History
"Never doubt that a small group of thoughtful
committed citizens can change the world...
indeed it’s the only thing that ever has." - Margaret Mead
Sparked by the spirit of a child, Seven Generations Ahead has emerged into a leading proponent of ecologically prosperous community development. Seven Generations Ahead’s birthing seed was a compelling thought Gary Cuneen had about his 4-year old son, and a question he imagined his son asking in later years about his choices for confronting the environmental problems facing humankind. That initial inspiration transformed into the development of Seven Generations Ahead in 2001, an organization advocating for local solutions to global environmental problems. Seven Generations Ahead has emerged as a catalyst, educator, and collaborator in the effort to re-align institutional and community decision-making through the long-term, cross-generational lenses of living in kinship with nature. From its inception, Seven Generations Ahead continues to be created by those connected to it, with an eye focused on a bold vision, an understanding of local and global contexts, and a strategy of working with collaborators whose emerging sensibilities, compatible visions, and complimentary skills move this collective work forward.
Vision
"In every deliberation we must consider the impact on the seventh generation...
even if it requires having skin as thick as the bark of a pine." - Great Law of the Iroquois
Seven Generations Ahead works for the emergence of communities where ecology, commerce, and social equity prosper in concert with each other…where all children can breathe the air, play in the soil, drink the water, and eat the food and be nourished by these daily events without threat to their health nor their natural home…where decision-makers deliberate with images of future generations at the forefront of their hearts and minds, and do so with "skin as thick as the bark of a pine".

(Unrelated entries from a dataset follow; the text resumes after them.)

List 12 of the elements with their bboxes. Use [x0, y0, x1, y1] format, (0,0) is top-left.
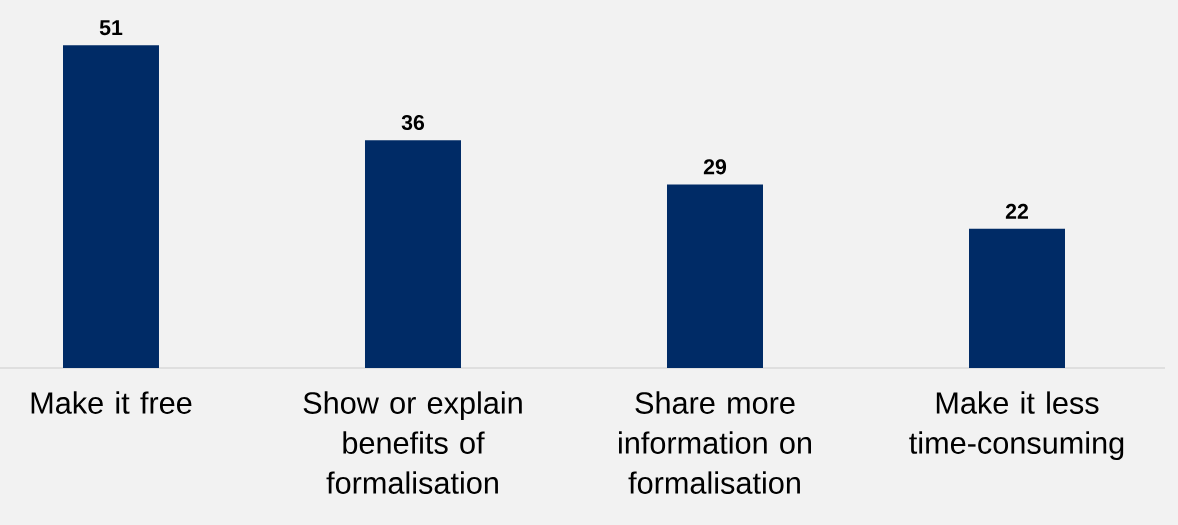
bar	[364, 140, 461, 368]
data-label: 22	[1005, 203, 1028, 219]
x-tick-label: Show or explain benefits of formalisation	[303, 391, 522, 494]
x-tick-label: Make it free	[31, 391, 192, 414]
x-tick-label: Make it less time-consuming	[909, 391, 1124, 460]
bar	[667, 184, 763, 368]
bar	[969, 228, 1065, 368]
data-label: 36	[401, 114, 425, 131]
x-tick-label: Share more information on formalisation	[619, 391, 811, 494]
data-label: 51	[99, 20, 123, 36]
bar	[62, 45, 159, 368]
data-label: 29	[703, 159, 727, 175]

Seven Generations Ahead sees a future filled with communities
- powered by the sun and clean, renewable energy,
- fed by local farmers producing healthy food raised in concert with the natural world,
- served by products created with dignity and fair compensation, produced with safe materials, and that reintegrate into cradle to cradle production cycles,
- nurtured by consumption rooted in respect for people and the environment, and
- sustained by development that satisfies community wants and needs, provides jobs for those least resourced, and prospers earth’s natural systems.